Radios online : O contexto

radio contrabanda- Os computadores e os dispositivos móveis já sao actualmente, dois dos principais meios de consumo de radio no mundo.

- Em Portugal estima-se a mais de 10%, os ouvintes da rádio através da internet. No resto da Europa, a quantidade de ouvintes das radios online é já muito superior. E nos Estados Unidos o nível é ainda maior; Portugal, mesmo que de modo relativo, pode seguir o mesmo caminho.

- Existe uma oferta suficiente de radios online em Portugal - muitas delas com qualidade - que transmitem pela Net em streaming (fluxo contínuo de áudio).  Foram criadas pelas grandes estações de radio estabelecidas em Portugal, ou por criadores independentes de radios online. Mas a quantidade talvez peque pela pouca (e real) variedade.

Com uma oferta muito mais alargada a nível temático, os ouvintes de radios online em Portugal deverão sem duvida, aumentar significativamente.

- A radio e a Internet são considerados como meios complementares, e ambos beneficiam de um elevado coeficiente de simpatia.

- O casamento radio+Internet é considerado como tendo um fantástico potencial de rentabilidade para os Anunciantes. Vários estudos o comprovam.

- A carga de publicidade muito inferior à das radios tradicionais é também uma das razões do interesse crescente do publico para as radios online, e um dos motivos do sucesso deste media emergente.

- Os gostos musicais estão cada vez mais diversificados e segmentados. O publico das radios está cada vez mais fragmentado, e a necessidade de oferecer radios temáticas de qualidade e diversificadas torna-se portanto uma evidencia.

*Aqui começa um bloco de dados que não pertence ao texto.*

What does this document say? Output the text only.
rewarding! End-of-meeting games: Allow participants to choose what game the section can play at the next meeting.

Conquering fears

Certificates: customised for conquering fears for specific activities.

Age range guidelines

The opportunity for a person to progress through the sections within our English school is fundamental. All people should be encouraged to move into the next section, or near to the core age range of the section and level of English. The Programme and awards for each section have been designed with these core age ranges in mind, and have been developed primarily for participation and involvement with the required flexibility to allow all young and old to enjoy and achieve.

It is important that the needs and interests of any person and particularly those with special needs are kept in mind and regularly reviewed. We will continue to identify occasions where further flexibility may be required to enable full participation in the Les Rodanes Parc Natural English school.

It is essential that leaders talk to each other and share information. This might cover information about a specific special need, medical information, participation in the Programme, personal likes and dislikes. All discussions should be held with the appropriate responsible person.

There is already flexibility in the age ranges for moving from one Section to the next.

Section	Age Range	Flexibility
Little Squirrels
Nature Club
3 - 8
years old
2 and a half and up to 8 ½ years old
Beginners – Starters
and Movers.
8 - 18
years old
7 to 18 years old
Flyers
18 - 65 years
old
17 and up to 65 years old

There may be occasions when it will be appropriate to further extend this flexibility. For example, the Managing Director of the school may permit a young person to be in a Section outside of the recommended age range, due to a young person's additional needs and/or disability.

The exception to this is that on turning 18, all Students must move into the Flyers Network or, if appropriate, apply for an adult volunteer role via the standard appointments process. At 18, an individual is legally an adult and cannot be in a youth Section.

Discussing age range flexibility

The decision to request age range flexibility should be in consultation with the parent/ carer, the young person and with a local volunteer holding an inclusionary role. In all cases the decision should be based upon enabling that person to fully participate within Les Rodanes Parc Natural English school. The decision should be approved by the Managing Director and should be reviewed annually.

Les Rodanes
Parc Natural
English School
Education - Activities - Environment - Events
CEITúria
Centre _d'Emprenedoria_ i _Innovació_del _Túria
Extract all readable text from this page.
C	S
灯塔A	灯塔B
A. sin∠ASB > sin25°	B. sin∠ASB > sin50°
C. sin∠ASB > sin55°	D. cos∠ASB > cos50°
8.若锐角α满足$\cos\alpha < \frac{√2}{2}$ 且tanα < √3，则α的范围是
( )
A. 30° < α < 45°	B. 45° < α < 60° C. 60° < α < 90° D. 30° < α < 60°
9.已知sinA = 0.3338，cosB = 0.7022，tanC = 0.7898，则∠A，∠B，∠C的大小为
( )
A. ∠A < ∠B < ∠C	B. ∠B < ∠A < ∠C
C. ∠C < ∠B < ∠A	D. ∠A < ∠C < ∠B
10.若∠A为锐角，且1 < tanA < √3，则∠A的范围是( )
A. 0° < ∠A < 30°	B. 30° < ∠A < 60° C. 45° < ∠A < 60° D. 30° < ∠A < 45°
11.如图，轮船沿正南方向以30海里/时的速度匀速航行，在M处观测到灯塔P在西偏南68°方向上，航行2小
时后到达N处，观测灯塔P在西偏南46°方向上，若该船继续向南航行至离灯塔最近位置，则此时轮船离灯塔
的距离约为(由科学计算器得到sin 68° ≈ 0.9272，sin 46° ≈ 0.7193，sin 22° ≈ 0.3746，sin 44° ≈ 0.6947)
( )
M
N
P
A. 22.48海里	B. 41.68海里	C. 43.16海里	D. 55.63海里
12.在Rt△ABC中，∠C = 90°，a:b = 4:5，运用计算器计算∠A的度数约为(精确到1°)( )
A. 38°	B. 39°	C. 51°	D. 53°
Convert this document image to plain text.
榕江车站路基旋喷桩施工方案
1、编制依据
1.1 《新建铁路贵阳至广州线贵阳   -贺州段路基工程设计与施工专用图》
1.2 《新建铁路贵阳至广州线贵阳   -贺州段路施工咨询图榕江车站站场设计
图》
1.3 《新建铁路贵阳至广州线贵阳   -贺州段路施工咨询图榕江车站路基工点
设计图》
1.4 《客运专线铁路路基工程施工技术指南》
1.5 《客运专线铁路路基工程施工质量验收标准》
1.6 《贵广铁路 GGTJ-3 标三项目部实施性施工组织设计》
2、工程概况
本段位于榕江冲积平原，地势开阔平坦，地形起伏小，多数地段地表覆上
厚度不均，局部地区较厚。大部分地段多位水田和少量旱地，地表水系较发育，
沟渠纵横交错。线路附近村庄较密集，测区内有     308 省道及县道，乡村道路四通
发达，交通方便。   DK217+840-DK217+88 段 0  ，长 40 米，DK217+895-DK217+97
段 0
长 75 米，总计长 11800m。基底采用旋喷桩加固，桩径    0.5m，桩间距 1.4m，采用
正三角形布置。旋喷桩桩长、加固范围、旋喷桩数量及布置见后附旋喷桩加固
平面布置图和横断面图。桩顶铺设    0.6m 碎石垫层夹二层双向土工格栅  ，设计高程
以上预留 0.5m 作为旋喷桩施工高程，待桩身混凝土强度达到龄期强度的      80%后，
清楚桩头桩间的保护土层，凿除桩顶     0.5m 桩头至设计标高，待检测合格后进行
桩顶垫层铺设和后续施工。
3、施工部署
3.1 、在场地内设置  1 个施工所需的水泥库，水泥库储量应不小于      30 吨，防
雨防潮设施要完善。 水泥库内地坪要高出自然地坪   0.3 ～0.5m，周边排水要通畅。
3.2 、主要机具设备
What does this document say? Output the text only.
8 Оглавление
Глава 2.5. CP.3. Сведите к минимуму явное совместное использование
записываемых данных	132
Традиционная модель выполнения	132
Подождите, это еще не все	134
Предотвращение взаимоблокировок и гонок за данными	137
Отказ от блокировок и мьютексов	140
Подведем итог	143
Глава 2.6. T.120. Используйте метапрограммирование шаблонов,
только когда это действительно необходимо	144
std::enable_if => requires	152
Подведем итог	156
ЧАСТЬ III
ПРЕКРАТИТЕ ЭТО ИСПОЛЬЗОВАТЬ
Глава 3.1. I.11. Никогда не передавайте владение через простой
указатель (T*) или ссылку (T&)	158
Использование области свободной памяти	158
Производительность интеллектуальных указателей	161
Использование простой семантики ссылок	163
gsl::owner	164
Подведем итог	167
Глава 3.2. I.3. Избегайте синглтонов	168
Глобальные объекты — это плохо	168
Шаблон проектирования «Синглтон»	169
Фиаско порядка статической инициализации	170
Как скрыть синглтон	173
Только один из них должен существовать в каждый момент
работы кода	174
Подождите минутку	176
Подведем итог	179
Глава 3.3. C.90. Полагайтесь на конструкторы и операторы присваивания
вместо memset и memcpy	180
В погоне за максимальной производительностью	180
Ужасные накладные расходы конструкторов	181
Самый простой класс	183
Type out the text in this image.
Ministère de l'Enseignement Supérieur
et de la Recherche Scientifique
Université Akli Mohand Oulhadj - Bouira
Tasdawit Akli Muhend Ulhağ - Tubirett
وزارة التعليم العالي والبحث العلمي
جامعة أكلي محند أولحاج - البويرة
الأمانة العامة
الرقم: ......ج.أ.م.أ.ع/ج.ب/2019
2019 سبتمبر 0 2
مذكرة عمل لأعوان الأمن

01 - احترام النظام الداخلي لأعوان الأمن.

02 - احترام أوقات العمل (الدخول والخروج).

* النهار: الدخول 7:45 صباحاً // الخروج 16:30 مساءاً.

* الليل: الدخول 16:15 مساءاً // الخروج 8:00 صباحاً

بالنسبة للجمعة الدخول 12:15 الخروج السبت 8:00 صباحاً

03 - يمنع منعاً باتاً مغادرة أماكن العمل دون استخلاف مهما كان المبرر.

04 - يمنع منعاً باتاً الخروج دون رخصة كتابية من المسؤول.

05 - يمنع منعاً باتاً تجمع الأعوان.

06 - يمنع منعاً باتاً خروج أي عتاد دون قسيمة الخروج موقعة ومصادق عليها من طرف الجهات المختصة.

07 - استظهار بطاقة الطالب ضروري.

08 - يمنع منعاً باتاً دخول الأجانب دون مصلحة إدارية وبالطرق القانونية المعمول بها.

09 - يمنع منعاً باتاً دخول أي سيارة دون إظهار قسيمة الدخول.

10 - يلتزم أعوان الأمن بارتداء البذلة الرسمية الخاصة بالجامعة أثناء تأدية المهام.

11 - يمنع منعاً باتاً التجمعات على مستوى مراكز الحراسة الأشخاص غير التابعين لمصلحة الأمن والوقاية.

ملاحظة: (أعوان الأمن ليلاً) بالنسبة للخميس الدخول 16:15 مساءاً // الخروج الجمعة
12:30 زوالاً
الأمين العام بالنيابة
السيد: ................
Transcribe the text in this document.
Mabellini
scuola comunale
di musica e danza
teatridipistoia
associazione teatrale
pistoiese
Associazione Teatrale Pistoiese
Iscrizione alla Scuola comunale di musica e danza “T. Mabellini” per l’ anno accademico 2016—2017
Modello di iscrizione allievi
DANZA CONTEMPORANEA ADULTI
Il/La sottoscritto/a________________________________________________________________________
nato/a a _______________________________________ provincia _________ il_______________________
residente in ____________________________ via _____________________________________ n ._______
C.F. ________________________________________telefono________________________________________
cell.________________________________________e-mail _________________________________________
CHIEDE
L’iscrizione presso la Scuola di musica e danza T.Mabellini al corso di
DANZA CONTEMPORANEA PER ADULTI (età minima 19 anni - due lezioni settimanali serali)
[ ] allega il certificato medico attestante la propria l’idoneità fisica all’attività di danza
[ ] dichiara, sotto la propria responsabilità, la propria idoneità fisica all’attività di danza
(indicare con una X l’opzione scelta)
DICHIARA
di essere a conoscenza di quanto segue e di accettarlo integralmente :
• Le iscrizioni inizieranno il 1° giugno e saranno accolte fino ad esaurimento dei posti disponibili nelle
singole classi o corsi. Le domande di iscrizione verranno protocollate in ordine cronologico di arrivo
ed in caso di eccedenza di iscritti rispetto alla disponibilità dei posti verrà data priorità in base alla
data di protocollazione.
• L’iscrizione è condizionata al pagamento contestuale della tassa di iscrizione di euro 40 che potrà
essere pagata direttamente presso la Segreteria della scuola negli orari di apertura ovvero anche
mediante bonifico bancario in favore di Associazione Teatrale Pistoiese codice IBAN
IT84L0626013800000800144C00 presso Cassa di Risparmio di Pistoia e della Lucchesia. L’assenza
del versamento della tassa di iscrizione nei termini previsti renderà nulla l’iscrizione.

- Mesmo que resolvidos a entrar no esquema da radio online, e com muitos deles já actores na web, os grandes grupos de media que evoluem no mercado da radio em Portugal ainda parecem indecisos quanto à direcção a tomar relativamente ao (real) desenvolvimento das radios online em Portugal.  Esse factor trava claramente iniciativas de qualidade, verdadeiramente diversificadas, e que respondam à esperança de um publico que se espalha cada vez mais. Um dos travões que impedem esse desenvolvimento é a incerteza quanto ao modelo de negócio a adoptar relativamente à nova realidade de um mercado em movimento.

- O publico português, amante de radio e de musica, virou-se em grande parte para plataformas que oferecem leitores de mp3 online, aos quais é dado o apelido marketing de "radios", mas que evidentemente na realidade não o são. Não se trata de criticar essa forma de ouvir musica nem esses serviços , que souberam trazer uma resposta adequada a algumas necessidades, e no momento certo.

Porem, essa resposta não é completa e contem provavelmente uma dose de insatisfação, senão de frustração. A larga adesão a esses sistemas online demonstram ainda que existe uma real procura pela diversidade. Mas parte do publico não encontra respostas claras que possam alimentar inteiramente os seus desejos.

- Existe uma clara dificuldade para as web radios que se desejam implantar em Portugal, relativa aos direitos de Autor, e aos custos induzidos pela passagem na webradio das musicas dos Artistas inscritos em associações como a Sociedade Portuguesa dos Autores.

- De modo geral, o panorama das radios online em Portugal parece sofrer de uma carência de dinâmica, porque envolvido num contexto global feito de incertezas, de ambições "mornas", de travões burocráticos inadequados relativamente à realidade do mercado, e também de falta de confiança quanto ao futuro.

"Gosto daquele que sonha com impossível", dizia Goeth. Talvez em Portugal, uma grande parte dos que podem tomar grandes decisões susceptíveis de tornar sonhos em realidade , tomem mentalmente o improvável como impossível.

Este estado de morosidade, gerador de empatia geral explica certamente em grande parte a falta de entusiasmo e o atraso que Portugal tem nesse domínio relativamente a outros Países europeus.